Infrarot-Interferometrie des rätselhaften Sterns η Carinae

Forschungsbericht (importiert) 2007 - Max-Planck-Institut für Radioastronomie

Autoren
Driebe, Thomas; Hofmann, Karl-Heinz; Kraus, Stefan; Schertl, Dieter; Weigelt, Gerd
Abteilungen
Infrarot-Astronomie (Prof. Dr. Gerd Weigelt)
MPI für Radioastronomie, Bonn
Zusammenfassung
Messungen mit dem Very Large Telescope Interferometer der Europäischen Südsternwarte ermöglichten erstmalig spektro-interferometrische Untersuchungen des leuchtkräftigen, veränderlichen Sterns η Carinae mit hoher spektraler Auflösung [1]. Ziel war die Erforschung des undurchsichtigen Sternwindes von η Carinae mit einer Winkelauflösung von 5 Milli-Bogensekunden.

Einleitung

Der Stern η Carinae (kurz: η Car) ist einer der rätselhaftesten Sterne unseres Milchstraßensystems. Er gehört zur Klasse der Leuchtkräftigen Blauen Veränderlichen und ist ungefähr 100-mal so massereich wie die Sonne. Von η Car strömt kontinuierlich Materie mit hoher Geschwindigkeit (ca. 500 km/s) in Form eines Sternwindes ab. Die pro Jahr abströmende Masse entspricht etwa einem tausendstel der Masse unserer Sonne.

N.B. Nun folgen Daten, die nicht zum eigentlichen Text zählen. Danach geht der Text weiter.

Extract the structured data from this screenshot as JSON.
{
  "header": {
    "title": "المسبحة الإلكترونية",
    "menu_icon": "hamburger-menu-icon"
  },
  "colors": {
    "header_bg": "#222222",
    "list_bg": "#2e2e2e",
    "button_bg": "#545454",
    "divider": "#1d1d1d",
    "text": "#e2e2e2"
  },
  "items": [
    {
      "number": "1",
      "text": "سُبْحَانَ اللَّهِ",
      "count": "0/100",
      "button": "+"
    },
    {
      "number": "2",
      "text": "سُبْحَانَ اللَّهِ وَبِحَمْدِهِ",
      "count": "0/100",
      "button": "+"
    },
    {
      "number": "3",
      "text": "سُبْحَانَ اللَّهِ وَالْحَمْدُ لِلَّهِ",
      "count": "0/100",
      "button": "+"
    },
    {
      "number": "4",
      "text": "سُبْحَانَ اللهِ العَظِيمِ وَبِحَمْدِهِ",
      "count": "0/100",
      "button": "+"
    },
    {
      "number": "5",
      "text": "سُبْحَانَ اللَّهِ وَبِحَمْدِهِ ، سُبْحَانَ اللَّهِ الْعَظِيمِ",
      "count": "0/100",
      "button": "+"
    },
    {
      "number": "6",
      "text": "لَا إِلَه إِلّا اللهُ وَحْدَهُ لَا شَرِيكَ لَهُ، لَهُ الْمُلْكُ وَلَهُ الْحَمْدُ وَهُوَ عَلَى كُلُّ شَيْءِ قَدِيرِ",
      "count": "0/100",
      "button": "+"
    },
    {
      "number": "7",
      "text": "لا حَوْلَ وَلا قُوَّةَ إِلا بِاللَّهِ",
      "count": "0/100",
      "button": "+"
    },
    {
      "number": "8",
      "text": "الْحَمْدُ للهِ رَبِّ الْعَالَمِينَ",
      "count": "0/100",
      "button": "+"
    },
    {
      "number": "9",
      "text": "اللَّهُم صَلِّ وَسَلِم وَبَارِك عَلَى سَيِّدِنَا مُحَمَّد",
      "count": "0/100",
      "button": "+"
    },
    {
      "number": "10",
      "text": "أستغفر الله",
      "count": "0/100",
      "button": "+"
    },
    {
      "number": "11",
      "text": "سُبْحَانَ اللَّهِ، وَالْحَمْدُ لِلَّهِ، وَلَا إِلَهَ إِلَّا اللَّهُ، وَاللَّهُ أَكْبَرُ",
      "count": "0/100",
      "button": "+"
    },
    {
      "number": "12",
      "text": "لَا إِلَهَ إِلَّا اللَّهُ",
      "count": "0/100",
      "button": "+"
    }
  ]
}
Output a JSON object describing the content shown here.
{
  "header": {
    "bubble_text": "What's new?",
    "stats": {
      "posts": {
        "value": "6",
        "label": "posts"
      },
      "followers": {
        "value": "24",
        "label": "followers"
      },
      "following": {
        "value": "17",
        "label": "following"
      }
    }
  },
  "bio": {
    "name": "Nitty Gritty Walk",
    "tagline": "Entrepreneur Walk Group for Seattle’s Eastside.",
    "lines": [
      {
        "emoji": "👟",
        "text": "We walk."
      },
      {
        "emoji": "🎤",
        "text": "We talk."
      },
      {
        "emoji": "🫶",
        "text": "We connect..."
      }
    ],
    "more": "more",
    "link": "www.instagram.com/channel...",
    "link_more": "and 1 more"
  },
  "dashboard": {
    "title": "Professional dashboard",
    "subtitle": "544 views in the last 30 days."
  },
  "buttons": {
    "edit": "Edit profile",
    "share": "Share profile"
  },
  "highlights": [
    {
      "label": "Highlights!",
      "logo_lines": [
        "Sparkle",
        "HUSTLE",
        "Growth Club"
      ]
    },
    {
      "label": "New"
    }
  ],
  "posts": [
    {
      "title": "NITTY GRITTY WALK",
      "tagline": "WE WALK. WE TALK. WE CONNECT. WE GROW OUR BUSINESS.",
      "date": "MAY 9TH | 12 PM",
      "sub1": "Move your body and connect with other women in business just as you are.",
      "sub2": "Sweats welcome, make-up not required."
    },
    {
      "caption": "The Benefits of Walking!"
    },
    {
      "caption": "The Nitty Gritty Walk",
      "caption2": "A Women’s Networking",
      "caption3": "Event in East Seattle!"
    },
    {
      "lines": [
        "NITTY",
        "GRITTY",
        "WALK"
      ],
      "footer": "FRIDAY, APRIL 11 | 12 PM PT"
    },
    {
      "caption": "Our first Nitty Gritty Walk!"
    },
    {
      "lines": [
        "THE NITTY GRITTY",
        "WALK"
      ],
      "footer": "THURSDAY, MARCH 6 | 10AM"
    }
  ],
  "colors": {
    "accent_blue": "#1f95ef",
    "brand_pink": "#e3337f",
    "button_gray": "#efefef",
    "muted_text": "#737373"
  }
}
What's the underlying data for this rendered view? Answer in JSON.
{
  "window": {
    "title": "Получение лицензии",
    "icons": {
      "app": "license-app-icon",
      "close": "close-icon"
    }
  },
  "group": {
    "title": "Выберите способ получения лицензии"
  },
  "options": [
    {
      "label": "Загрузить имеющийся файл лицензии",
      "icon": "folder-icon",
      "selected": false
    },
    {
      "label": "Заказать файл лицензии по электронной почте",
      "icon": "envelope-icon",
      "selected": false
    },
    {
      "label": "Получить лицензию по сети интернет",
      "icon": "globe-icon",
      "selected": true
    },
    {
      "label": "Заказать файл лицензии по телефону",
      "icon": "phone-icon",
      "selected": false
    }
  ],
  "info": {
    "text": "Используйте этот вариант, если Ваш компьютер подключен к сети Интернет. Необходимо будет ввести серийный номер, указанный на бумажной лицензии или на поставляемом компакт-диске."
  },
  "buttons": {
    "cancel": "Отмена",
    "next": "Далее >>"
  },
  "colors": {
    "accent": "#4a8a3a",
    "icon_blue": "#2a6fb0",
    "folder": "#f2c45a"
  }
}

Deshalb ist η Car von einer undurchsichtigen, asphärischen Zone aus Gas und Staub eingehüllt, die man als Sternwind bezeichnet. Die physikalischen Eigenschaften dieses Sternwindes lassen sich mithilfe theoretischer Modelle heißer, leuchtkräftiger und extrem schnell rotierender Sterne verstehen. Diese Modelle sagen im Einklang mit den Beobachtungen eine viel höhere Geschwindigkeit und eine größere Dichte des Sternwindes in polarer als in äquatorialer Richtung voraus.

VLTI-AMBER-Messungen

AMBER ist das Nahinfrarot Interferometrie Instrument des Very Large Telescope Interferometers (VLTI), das sich am Observatorium der Europäischen Südsternwarte (ESO) auf dem Berg Paranal in Chile befindet. AMBER wurde gemeinsam von Instituten in Nizza, Grenoble, Florenz und Bonn gebaut und im Jahre 2004 fertig gestellt. Die Infrarot-Interferometrie-Gruppe des Max-Planck-Instituts für Radioastronomie hat hierbei das Detektorsystem beigesteuert. AMBER ist ein im nahinfraroten Spektralbereich (zwischen 1,0 und 2,4 μm) operierendes Instrument, welches das von drei verschiedenen Teleskopen gesammelte Licht interferometrisch vereinigt und spektral zerlegt, sodass für viele verschiedene Wellenlängen ein charakteristisches Streifenmuster entsteht (Abb. 1).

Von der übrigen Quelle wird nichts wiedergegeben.